Quelques valorisations vertigineuses comme celles d’Amazon ou de Tesla ont tout de même fini par attirer l’attention de certains analystes. Ils ont commencé mi-août à se demander s’il n’y aurait pas au sein de la cote quelques titres un tout petit peu moins chers à acheter… se payant disons, entre cinq et sept fois les bénéfices et moins de 0,5 fois le chiffre d’affaires (au lieu de 50 fois comme dans le cas de Facebook).
C’est ainsi que les braseurs d’argent ont sorti une nouvelle thématique de leur chapeau au lendemain de la pleine lune du 14 août : les opérateurs télécom ne sont pas chers et offrent des rendements attractifs (car ils ne l’étaient pas naturellement en mai dernier quand les taux longs affichaient 1,8% sur les T-Bonds et 1,8% sur les OAT).

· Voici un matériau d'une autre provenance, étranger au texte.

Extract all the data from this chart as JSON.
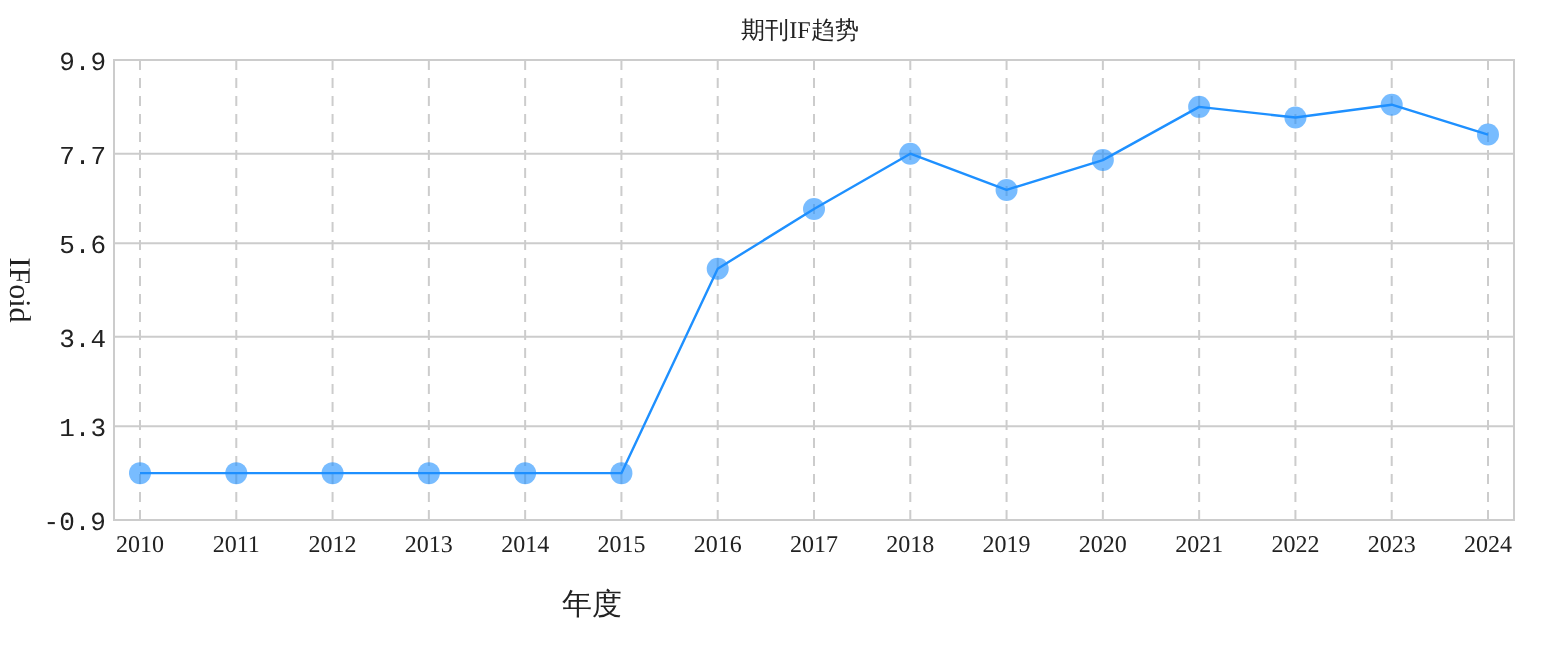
{
  "chart_data": {
    "type": "line",
    "title": "期刊IF趋势",
    "xlabel": "年度",
    "ylabel": "IFoid",
    "categories": [
      "2010",
      "2011",
      "2012",
      "2013",
      "2014",
      "2015",
      "2016",
      "2017",
      "2018",
      "2019",
      "2020",
      "2021",
      "2022",
      "2023",
      "2024"
    ],
    "values": [
      0.2,
      0.2,
      0.2,
      0.2,
      0.2,
      0.2,
      5.0,
      6.4,
      7.7,
      6.85,
      7.55,
      8.8,
      8.55,
      8.85,
      8.15
    ],
    "color": "#1e90ff",
    "marker": "circle",
    "grid": true,
    "ylim": [
      -0.9,
      9.9
    ],
    "yticks": [
      -0.9,
      1.3,
      3.4,
      5.6,
      7.7,
      9.9
    ]
  }
}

Ils ont balayé de leur bureau le paquet d’études qui qualifiaient depuis deux ans les Orange, Vivendi et autres Bouygues de dead money, de placements sans espoir, de punching-balls commercial pour Free (le triomphal) qui allait laminer leurs part de marché et leurs marges pour de nombreuses années. Sans oublier le coût exorbitant de la mise en place du réseau 4G qui ne sera jamais amorti aux tarifs actuels — ce dont plus personne ne se soucie aujourd’hui.
La bourse, ce n’est souvent que du story telling — mais dans le cas des opérateurs et d’Alcatel-Lucent, la manipulation simultanée de l’opinion et des carnets d’ordres apparaît de manière flagrante… complètement téléphonée.
▪ Question manipulation de l’opinion, tout ce qui précède n’est que broutille et pure futilité
En effet, ce qui a assombri l’humeur de Wall Street hier soir est d’un tout autre calibre. Le recul de 0,25% des indices américains n’avait pas grand-chose à voir avec l’actualité économique, totalement transparente ce jeudi.
Certains opérateurs se sont émus du pavé dans la mare médiatique lancé par Vladimir Poutine dans la presse américaine. Il s’est fendu d’une « tribune » que le New York Times a jugé bon de publier, et qui est ressentie comme une véritable « insulte » par J. Boehner, le chef de file républicain.
Le Président russe accuse en creux les Occidentaux de lancer de fausses accusations contre Bachar el-Assad — un peu de la même façon qu’à l’encontre de Saddam Hussein 11 ans auparavant –, et de refuser d’admettre que l’usage des gaz est imputable aux rebelles.
Il est peu probable que Barack Obama laisse passer une telle provocation qui place le leader russe en position de force face à l’opinion publique américaine… y compris face à la Maison Blanche (l’allusion aux fausses preuves de l’administration Bush appuie là où ça fait mal).
De là à imaginer que le dossier syrien ne va pas tarder à rebondir, voire à s’envenimer, il n’y a que l’épaisseur d’un exemplaire du New York Times.